En países como Jordania, las protestas hasta ahora no han estado orientadas a conseguir un cambio de régimen, sino a la puesta en marcha de reformas políticas para el establecimiento de una monarquía parlamentaria. En Marruecos se están multiplicando los llamamientos en esa misma dirección por parte de nuevos movimientos virtuales como “Democracia y libertad ahora”, que intenta, a través de Facebook, movilizar a la sociedad por una transformación profunda del sistema político, y de actores de la oposición no institucionalizada como el movimiento islamista Justicia y Caridad. A esto se añaden iniciativas individuales como la del excapitán Adib, antiguo oficial marroquí encarcelado por denunciar la corrupción en las fuerzas armadas, o intelectuales como el escritor Abdellatif Laabi. Parece difícil que puedan volver a producirse de forma tan cómoda sucesiones familiares al frente de los regímenes republicanos de la región, como la que en 2000 permitió a Bashar el Assad suceder a su padre en la presidencia de Siria. Al igual que en Túnez y Egipto, la cuestión de la sucesión ha sido uno de los elementos que alimenta las protestas en Yemen y que ha obligado a su presidente, Alí Abdullah Saleh, a renunciar a la reelección cuando concluya su mandato en 2013.
Más allá del desenlace de la tendencia democratizadora que se perfila en la región, es una oportunidad para que la Unión Europea y sus Estados miembros apoyen decididamente unos procesos de cambio que cuentan con el respaldo mayoritario de la sociedad. La política de la UE y sus Estados ha sido hasta ahora la de respaldar abiertamente a regímenes autoritarios y corruptos contribuyendo a perpetuar un statu quo que ha demostrado ser sinónimo de inestabilidad.
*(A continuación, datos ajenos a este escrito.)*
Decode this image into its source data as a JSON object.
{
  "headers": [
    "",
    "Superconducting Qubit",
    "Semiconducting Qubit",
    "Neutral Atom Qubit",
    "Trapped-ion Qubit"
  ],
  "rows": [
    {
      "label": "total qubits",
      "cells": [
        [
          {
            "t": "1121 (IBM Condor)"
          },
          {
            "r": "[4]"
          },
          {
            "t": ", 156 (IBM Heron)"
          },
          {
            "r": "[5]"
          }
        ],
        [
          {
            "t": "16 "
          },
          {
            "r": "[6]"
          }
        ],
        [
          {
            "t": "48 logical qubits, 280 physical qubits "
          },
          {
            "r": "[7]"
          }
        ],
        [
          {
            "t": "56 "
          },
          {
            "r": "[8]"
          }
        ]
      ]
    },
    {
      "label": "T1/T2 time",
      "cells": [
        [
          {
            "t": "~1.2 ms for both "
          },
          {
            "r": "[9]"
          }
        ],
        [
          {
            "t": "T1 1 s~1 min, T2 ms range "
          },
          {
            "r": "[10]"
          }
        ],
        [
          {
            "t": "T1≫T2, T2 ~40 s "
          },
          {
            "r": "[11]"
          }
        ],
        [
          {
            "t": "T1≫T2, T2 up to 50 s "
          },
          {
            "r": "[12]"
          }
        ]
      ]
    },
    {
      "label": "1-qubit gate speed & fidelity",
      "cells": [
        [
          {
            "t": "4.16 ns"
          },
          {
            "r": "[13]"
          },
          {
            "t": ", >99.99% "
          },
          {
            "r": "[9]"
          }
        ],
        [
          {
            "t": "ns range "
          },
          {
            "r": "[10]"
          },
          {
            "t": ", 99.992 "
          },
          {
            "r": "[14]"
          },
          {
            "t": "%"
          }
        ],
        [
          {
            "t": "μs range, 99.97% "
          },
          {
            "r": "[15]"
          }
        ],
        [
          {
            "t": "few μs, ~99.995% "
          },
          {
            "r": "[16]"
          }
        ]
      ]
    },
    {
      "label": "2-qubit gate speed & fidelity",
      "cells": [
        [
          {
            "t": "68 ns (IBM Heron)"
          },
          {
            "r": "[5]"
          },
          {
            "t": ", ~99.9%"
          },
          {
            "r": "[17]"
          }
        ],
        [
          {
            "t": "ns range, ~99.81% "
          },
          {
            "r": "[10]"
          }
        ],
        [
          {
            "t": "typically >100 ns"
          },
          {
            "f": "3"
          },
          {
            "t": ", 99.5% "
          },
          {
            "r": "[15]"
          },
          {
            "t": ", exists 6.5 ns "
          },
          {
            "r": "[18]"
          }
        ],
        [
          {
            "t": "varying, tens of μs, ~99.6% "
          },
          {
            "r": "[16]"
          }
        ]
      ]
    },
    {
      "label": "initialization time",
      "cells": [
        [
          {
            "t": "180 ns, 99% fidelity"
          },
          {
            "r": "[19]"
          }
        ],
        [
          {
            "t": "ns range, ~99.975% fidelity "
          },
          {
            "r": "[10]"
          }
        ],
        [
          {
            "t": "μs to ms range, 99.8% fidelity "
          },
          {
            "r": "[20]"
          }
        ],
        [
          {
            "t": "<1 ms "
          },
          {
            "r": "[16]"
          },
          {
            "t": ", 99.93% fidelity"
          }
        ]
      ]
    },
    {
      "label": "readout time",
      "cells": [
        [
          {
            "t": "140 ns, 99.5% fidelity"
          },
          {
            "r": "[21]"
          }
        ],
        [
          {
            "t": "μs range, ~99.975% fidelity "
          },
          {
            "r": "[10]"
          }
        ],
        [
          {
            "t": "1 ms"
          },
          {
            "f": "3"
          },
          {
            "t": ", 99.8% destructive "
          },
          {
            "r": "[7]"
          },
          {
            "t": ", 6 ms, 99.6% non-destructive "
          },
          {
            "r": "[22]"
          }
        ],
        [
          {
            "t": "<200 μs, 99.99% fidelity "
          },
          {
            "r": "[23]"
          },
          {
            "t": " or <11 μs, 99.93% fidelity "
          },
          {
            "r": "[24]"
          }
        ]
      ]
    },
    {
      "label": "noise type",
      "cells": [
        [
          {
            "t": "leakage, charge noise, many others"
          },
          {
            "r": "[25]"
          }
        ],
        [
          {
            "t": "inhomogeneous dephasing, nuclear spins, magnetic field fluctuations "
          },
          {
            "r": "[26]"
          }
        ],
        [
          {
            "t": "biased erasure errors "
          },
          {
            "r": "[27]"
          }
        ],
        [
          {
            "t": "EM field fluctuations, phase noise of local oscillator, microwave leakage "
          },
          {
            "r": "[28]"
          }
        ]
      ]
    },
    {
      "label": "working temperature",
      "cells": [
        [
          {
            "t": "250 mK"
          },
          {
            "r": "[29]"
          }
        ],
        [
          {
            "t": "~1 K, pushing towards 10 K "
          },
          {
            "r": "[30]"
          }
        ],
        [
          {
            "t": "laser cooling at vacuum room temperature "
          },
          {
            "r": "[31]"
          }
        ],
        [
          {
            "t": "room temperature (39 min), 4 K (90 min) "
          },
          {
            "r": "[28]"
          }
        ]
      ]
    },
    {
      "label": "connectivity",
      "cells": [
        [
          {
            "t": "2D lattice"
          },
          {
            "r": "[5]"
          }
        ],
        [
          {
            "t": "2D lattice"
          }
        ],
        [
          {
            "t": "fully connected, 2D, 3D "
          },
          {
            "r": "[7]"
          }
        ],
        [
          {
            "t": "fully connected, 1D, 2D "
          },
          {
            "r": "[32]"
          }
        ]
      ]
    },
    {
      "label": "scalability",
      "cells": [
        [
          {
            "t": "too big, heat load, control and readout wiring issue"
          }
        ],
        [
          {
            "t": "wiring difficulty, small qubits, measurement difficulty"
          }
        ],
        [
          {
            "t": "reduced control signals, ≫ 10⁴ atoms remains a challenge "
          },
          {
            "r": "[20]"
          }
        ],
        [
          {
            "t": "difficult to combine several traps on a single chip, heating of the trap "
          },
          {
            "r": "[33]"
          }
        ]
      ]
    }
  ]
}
La creencia de que las reformas económicas llevarían a un círculo virtuoso que crearía las condiciones sociales adecuadas para la puesta en marcha de reformas políticas ha demostrado ser una falacia. La oleada de protestas que atraviesa la región confirma el fracaso del modelo diseñado por la UE para sus relaciones con el Mediterráneo. Los asuntos de gobernanza y derechos humanos, incluidos en el tercer “cesto” del Proceso Euromediterráneo lanzado en 1995 en la Conferencia de Barcelona, se han ido diluyendo en una agenda de carácter cada vez más centrada en la economía y la seguridad. La progresiva despolitización de la agenda, claramente visible en el planteamiento de la Unión por el Mediterráneo, ha desconectado a los dirigentes europeos de unos ciudadanos que con sus movilizaciones han situado las cuestiones de la democracia y el buen gobierno en el centro de las reivindicaciones. La Política Europea de Vecindad también ha fracasado como motor de transformaciones políticas y económicas. No deja de ser llamativo que Túnez y Egipto sean los países con los que la UE negociaba, después de Marruecos, la concesión de un Estatuto Avanzado como reconocimiento a las reformas llevadas a cabo.
Pese a su reacción tardía y timorata, la UE tiene una nueva oportunidad para conectar con esas demandas ciudadanas y contribuir al desarrollo democrático de la región. Ello exigirá no solo una revisión en profundidad de los instrumentos y la ayuda ya existente, sino también una decidida voluntad política para apoyar la consolidación de sistemas democráticos. Del éxito de los procesos democratizadores en ciernes, y no de otros factores, depende la estabilidad y el desarrollo de la región.